Ngozi Okonjo-Iweala, Nigeria's finance minister, is gaining favor from several quarters for the presidency of the World Bank over two rival contenders. 

Mohamed El-Erian, co-chief investment officer of Pimco, the world's largest bond investment firm, wrote in a recent commentary that she should dominate the field. His views echo those of several prominent observers.

Jim Yong Kim, president of Dartmouth College, is the American candidate. Jose Antonio Ocampo, a Colombian economist, is the third candidate for the presidency of the World Bank, whose stated mission is to reduce poverty and support development using tools like loans and grants.

Kim, while an inspired nominee from President Barack Obama, is not the best choice, said El-Erian, who decried the feudalistic practice of permanent American control of the bank presidency.

Former World Bank economist William Easterly, referring to Kim, told the Washington Post the top job requires a mind-set to allocate scarce funds, rather than approaching the problem as if we have unlimited resources for suffering people. Frankly, I see some danger signs in this kind of pick. 

The Dartmouth president's closest experience of leading a large international institution was heading the World Health Organization's HIV/AIDS department.

Aside from the lack of operational experience, Kim may lack the global Rolodex vital to doing this job, said columnist Edward Luce of the Financial Times, which also has written that the World Bank president should have a command of macroeconomics.

Okonjo-Iweala, on the other hand, has built a resume that makes her splendidly qualified, many observers say. She has a Ph.D. in regional economics and development from the Massachusetts Institute of Technology and used her own global Rolodex to negotiate a debt reduction of 60 percent on Nigeria's $31 billion debt to the Paris Club in 2005 as the country's finance minister.

Reuters blogger Felix Salmon called her handling of Nigeria's debt reduction an astonishing feat of negotiating prowess, not least because the Paris Club had never before allowed a country to buy back its debt below par, let alone 60 [percent] below par.

Okonjo-Iweala also managed to increase transparency in the famously corrupt Nigerian government during her tenure.

Before becoming Nigeria's finance minister in 2003, she worked as the vice-president and corporate secretary of the World Bank.

From late 2007 to part of 2011, she was also the World Bank's managing director, in effect a deputy to Bob Zoellick, the outgoing president...[knowing] the institution inside out, wrote Luce.
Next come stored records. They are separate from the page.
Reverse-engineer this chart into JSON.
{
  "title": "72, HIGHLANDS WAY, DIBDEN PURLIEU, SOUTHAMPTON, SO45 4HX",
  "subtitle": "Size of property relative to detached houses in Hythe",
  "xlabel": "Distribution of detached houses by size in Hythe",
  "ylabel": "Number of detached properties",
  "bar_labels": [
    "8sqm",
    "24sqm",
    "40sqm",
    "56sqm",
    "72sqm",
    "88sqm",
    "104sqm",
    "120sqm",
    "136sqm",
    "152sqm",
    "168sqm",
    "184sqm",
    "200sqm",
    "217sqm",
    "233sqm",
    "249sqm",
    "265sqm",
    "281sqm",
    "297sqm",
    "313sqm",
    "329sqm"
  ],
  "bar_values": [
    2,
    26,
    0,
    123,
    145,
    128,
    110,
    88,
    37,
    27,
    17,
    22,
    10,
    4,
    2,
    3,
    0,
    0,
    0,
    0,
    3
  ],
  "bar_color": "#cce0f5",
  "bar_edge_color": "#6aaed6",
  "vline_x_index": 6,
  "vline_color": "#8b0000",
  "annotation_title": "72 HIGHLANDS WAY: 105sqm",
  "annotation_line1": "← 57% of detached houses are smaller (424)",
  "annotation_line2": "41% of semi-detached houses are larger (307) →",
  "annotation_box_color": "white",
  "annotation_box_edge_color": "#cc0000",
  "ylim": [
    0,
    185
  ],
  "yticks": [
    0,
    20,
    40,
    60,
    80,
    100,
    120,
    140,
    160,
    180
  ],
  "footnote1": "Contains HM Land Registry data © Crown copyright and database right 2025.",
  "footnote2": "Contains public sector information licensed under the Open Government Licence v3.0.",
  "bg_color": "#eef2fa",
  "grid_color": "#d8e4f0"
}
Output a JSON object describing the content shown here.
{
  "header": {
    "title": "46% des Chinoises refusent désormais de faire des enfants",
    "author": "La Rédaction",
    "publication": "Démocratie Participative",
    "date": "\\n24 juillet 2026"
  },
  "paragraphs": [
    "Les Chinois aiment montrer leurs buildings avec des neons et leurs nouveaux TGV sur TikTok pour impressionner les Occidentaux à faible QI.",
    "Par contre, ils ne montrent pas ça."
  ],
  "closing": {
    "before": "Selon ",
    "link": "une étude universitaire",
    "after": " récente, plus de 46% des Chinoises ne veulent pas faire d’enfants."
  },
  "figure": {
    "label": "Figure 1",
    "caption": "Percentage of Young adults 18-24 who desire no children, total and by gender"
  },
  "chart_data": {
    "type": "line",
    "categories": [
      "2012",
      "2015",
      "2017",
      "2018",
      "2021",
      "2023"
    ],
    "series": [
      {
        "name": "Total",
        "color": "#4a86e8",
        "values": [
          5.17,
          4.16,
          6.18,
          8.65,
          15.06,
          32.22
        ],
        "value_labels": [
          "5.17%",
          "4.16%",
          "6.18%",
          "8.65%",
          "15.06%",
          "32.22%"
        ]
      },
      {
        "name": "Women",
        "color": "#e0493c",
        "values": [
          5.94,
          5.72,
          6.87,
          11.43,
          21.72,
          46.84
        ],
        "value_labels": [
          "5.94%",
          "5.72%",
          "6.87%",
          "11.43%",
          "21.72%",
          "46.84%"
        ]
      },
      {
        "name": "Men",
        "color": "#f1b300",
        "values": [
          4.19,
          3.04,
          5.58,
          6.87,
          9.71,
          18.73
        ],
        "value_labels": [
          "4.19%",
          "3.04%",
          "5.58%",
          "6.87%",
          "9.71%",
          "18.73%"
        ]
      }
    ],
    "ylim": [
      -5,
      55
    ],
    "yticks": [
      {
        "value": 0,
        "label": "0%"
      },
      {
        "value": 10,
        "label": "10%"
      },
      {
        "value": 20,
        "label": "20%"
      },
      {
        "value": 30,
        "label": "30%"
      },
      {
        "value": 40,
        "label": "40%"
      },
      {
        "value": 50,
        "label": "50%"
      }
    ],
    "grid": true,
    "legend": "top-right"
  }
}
El-Erian speculates that U.S. officials know Kim is not the best candidate. But they seem more attached to America's historic entitlement of having an American as the World Bank president, thereby opting to oppose Okonjo-Iweala, whom he sees as the best choice.

When economists from the World Bank visit poor countries to dispense cash and advice, they routinely tell governments to reject cronyism and fill each important job with the best candidate available. It is good advice. The World Bank should take it, opined the Economist.